In the enterprise space, our spring survey found that enterprises were still generally holding their capital plans but were slow-rolling project spending. A part of the reason was concern over economic conditions, which was a visible issue even before the harsh political face-off that’s virtually killed market confidence this summer. Another part was some concern over their cloud plans, concern that arose from getting more insight into cost and benefit as they got deeper into the topic. Both these issues appear to have grown over the summer, and I expect our fall survey to show that.

Data center modernization is the only real driver of network change in today’s market. Nobody has demonstrated any direct productivity gains out of network change, despite Cisco’s attempts to make telepresence the water-carrier for network expansion. The problem is that virtualization as a driver for data center modernization appeared to have tapered off even this spring. It’s not that people weren’t doing it anymore, but rather that the network change part was largely baked and they were back-filling into pre-existing plans. Cloud computing was the big driver remaining, and the cloud has proved more complex than enterprises had expected.
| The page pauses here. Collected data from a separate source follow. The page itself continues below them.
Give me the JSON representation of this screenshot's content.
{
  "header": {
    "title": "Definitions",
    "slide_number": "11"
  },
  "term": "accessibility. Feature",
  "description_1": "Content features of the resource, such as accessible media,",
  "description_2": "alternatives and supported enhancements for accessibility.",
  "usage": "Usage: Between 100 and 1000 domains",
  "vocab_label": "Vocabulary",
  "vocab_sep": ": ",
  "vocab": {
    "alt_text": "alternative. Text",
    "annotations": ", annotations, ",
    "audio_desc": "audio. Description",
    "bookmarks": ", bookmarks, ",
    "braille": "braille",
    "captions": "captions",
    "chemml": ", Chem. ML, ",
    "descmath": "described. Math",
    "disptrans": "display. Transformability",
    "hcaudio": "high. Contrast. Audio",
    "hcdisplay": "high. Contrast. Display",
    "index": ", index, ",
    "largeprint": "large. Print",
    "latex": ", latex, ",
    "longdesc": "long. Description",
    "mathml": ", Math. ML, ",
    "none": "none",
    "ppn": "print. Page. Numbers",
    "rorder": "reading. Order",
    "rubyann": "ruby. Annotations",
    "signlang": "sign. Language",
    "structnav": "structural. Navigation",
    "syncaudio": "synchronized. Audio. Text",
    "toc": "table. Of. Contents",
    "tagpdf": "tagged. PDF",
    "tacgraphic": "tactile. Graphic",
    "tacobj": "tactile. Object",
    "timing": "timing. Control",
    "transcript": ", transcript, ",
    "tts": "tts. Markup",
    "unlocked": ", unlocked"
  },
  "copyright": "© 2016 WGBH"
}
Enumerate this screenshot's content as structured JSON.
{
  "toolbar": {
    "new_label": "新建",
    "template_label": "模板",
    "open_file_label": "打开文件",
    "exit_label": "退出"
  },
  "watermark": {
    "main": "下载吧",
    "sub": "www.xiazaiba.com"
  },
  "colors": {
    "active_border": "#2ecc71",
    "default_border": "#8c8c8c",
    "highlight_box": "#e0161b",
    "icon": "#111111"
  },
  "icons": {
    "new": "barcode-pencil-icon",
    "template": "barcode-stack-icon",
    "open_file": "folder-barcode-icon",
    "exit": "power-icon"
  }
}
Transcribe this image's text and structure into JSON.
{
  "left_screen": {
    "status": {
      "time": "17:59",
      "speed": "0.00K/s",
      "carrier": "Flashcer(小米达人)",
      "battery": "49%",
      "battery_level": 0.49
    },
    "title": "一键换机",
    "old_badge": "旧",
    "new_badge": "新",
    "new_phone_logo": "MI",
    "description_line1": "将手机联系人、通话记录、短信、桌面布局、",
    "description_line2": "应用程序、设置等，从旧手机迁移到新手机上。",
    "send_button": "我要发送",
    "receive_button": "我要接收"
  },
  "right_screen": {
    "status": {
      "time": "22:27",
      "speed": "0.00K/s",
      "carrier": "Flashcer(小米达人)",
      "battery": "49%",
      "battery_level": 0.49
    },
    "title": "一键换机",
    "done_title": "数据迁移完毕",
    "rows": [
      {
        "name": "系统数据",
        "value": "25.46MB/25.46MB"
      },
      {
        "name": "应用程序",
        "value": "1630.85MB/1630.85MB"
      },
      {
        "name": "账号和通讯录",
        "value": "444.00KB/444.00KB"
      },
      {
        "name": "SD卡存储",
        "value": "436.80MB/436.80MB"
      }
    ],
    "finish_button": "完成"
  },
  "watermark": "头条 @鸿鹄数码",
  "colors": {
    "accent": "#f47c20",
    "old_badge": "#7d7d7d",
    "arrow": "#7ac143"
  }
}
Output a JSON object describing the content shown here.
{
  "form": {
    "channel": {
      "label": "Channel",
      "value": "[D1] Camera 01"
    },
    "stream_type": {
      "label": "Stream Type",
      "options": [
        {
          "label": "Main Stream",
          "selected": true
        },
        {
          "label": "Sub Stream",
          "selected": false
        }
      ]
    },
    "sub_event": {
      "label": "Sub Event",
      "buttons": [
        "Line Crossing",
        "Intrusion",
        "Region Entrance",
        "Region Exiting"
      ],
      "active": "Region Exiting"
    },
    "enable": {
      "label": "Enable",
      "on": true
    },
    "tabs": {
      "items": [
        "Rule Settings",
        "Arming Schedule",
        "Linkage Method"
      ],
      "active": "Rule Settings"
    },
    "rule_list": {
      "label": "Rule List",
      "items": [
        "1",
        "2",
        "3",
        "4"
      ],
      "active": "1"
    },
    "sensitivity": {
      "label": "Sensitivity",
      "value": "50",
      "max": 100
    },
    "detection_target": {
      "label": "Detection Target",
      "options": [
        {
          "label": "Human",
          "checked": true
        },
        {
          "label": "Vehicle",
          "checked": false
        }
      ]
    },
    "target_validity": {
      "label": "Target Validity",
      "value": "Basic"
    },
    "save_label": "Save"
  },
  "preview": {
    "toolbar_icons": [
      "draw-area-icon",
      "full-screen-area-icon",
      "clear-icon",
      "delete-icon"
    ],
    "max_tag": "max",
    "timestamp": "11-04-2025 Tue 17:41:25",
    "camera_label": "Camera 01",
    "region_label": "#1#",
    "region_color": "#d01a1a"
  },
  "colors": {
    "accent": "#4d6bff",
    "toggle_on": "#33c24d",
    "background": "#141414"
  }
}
In the service provider space, I’m seeing the result of five years of declining revenue per bit. But the thing that’s really hitting now is a more subtle structural issue. Content, which everyone knows means “video” is the driver of traffic in both wireline and wireless, to the point that you could almost neglect other growth sources in planning. But content isn’t “Internet” traffic as most would know it. More and more content is served out of metro cache points, and so it’s the metro capacity that’s consumed. Metro means Ethernet, and the growth of Ethernet to support content delivery has been the driver in a shift for operators from IP-dominated planning and spending to capital planning that’s Ethernet-dominated. That process at first tended to focus on more premium players and products because early metro/aggregation Ethernet was an expansion on the previous business-focused Ethernet services infrastructure. In most metro areas today, according to our operators, the impetus for Ethernet growth is consumer video, and that’s the worst service in terms of ROI. Thus, price pressure on Ethernet is inevitable.